Karabekir, bu gecikmenin nedenini halkın kendisini karşılamasına engel olunması biçiminde yorumlar.
“10 Kasım sabahı vapurumuz Boğaz’a girdi. Kavak’ta ayrı ayrı istikametlerde Rauf Bey ve Refet Paşa ve İstanbul gazete muhabirleri vapurumuza çıktılar. Her biri bir sual soruyor, beni arkadaşlarımla görüşmeye ve beş yıldan beri görmediğim şirin yerlerimizi seyretmeye fırsat vermiyorlardı. Endişeleri, Cumhuriyet’in ilân şeklinden doğuyordu.
Bir sabah top sesleriyle endişe ile uyandık. Meğer Cumhuriyet ilân oluyormuş. Ankara’dan gelen haberler, M. Kemal Paşa’nın yeni topladığı bir muhit ile tam bir `diktatörlüğe´ gittiğidir. Millî hâkimiyet yerine `şahsî hükümranlık´ kurulmuştur, istiklâlimizi kurtaranlar hürriyetimizi boğacaklar mıydı? (…)”[13]
Kazım Karabekir Paşa, Mustafa Kemal Paşa’nın bir zamanlar Hilafet ve saltanat makamına geçmeyi kurduğunda arkadaşlarının karşı çıkmasını, önlemesini görür. “Cumhurreisliğine de mâni olacakları endişesiyle, işi çabucak bitirmek suretiyle Millet Meclisini bile toplayabildiği 158 kişiye dayanarak Cumhurreisliğine geçmiştir.”[14]
Atatürk, Karabekir’e, Söylev’de şu yanıtı verir:
“Baylar, görüyorsunuz ki, Cumhuriyet’in ilanına karar vermek için Ankara’da bulunan bütün arkadaşlarımı çağırmayı ve onlarla görüşüp tartışmayı hiç de gerekli görmedim. Çünkü onların öteden beri ve doğal olarak bu konuda benim gibi düşündüklerinden kuşkum yoktu.

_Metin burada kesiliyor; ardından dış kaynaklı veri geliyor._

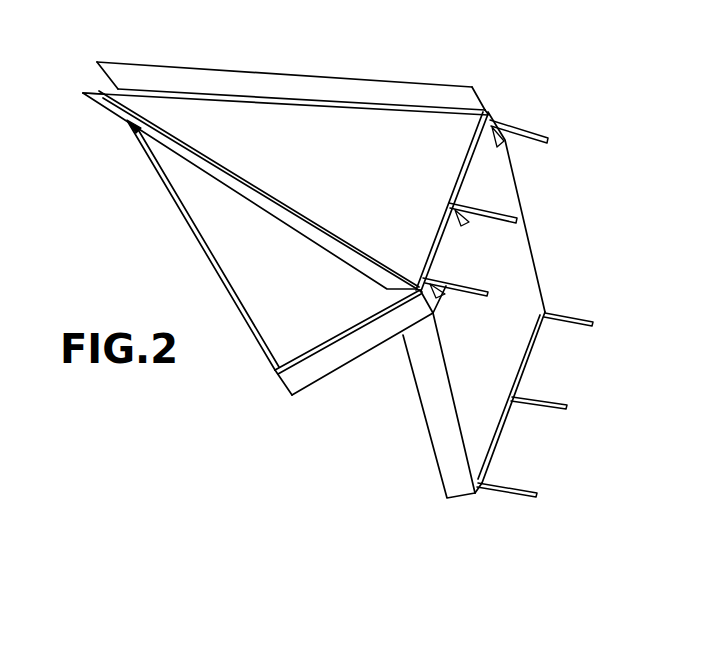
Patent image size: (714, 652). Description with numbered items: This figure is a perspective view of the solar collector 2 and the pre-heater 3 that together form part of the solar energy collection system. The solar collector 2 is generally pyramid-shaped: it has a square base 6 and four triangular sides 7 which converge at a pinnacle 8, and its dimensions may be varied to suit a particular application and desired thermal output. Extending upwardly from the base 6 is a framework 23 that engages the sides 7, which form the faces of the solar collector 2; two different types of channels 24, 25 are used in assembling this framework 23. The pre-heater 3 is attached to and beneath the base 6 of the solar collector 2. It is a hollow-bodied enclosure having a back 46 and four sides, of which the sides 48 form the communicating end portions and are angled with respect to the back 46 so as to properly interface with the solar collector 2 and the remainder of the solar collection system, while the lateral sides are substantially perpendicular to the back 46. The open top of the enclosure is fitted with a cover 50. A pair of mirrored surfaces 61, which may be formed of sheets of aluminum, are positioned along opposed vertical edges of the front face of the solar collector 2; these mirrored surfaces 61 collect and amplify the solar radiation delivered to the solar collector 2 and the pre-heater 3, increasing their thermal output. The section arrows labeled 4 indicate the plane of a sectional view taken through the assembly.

The solar collector 2 is at (164, 222).
The pre-heater 3 is at (536, 255).
The section line 4 is at (62, 43).
The base 6 is at (318, 366).
The triangular sides 7 is at (371, 186).
The pinnacle 8 is at (101, 87).
The framework 23 is at (490, 110).
The channel 24 is at (447, 202).
The channel 25 is at (348, 108).
The back 46 is at (435, 452).
The sides 48 is at (423, 370).
The cover 50 is at (511, 346).
The mirrored surfaces 61 is at (281, 84).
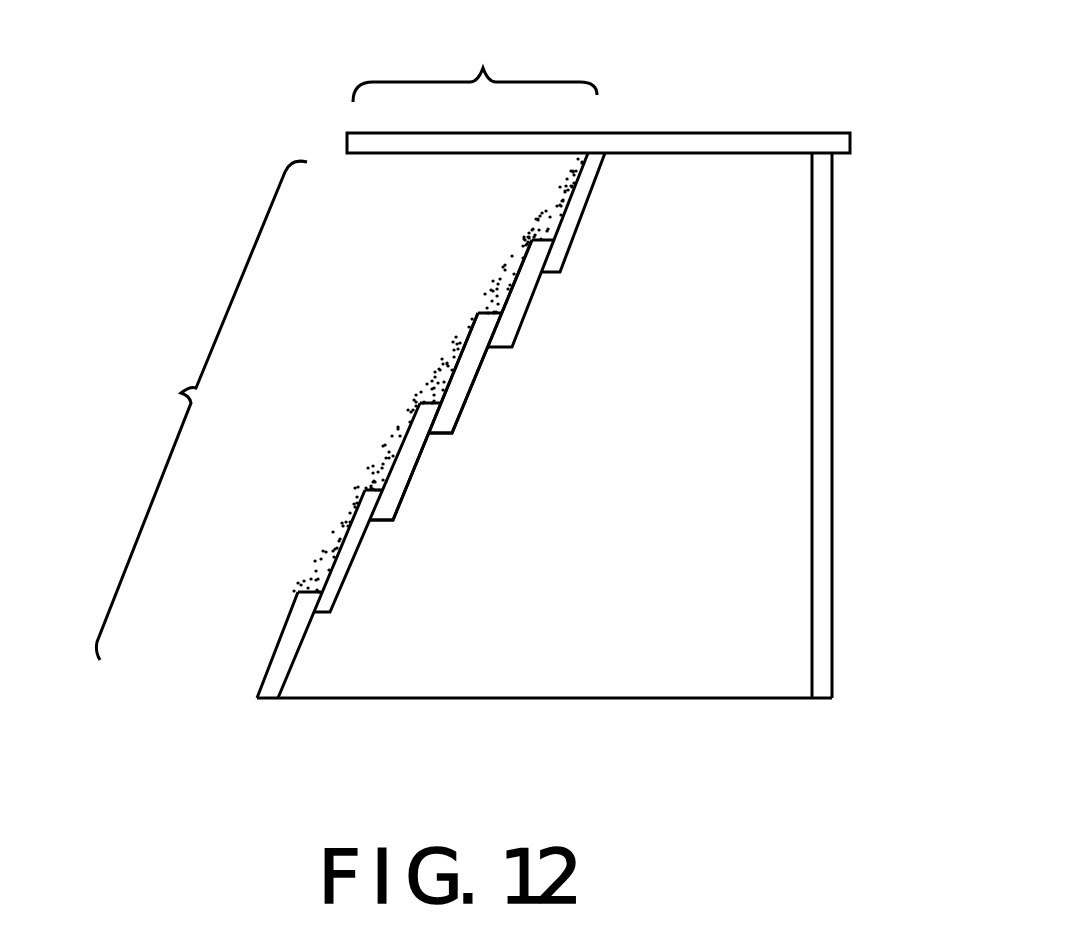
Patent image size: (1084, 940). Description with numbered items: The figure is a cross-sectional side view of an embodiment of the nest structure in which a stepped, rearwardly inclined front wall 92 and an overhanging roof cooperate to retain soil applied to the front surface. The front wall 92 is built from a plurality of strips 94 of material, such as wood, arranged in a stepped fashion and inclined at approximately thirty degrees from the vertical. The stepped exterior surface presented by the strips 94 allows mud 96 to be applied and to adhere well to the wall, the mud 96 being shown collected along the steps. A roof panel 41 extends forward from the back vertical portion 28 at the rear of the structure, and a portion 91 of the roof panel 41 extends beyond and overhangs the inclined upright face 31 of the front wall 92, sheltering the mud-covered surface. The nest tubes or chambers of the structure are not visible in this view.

The back vertical portion 28 is at (818, 390).
The inclined upright face 31 is at (413, 425).
The roof panel 41 is at (713, 133).
The overhanging portion 91 is at (475, 60).
The stepped front wall 92 is at (342, 517).
The strips 94 is at (465, 402).
The mud 96 is at (487, 278).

Oysa o sırada Ankara’da bulunmayan kimi kişiler, hiçbir yetkileri yokken, kendilerine bilgi verilmeden, düşünceleri ve uygun görüp görmedikleri sorulmadan Cumhuriyet’in ilan edilmiş olmasını gücenme ve ayrılma saydılar.” Mustafa Kemal ya da bir başkasının meclisin yetkisinde olması gereken bir konuda birilerine sorma ya da sormama hak ve yetkisi elbette ki yoktur. Çünkü bu yetki, meclisin yetkisindedir. Dolayısıyla konu seçim ya da cumhuriyetin ilanı veya başka bir şey ise meclise getirilir, tartışılır ve meclis kararı ile bir sonuca varılır. Ama hiç kimse meclisin yetkisini tek başına kendisi kullanamaz.
Karabekir, Atatürk’ün bu sözlerini anılarında şöyle yanıtlar:
“Hâlbuki salahiyetli olmadığını söyledikleri arasında hem mebus hem de kolordu komutanları vardır.”[15]
Kendisinin sayesinde bu mevkilere gelmiş Mustafa Kemal’in, kendisini haberdar etmeden bir oldu-bittiye getirerek bu şekilde Cumhuriyet’i ilan etmesi, Kâzım Karabekir’i çok incitmişti.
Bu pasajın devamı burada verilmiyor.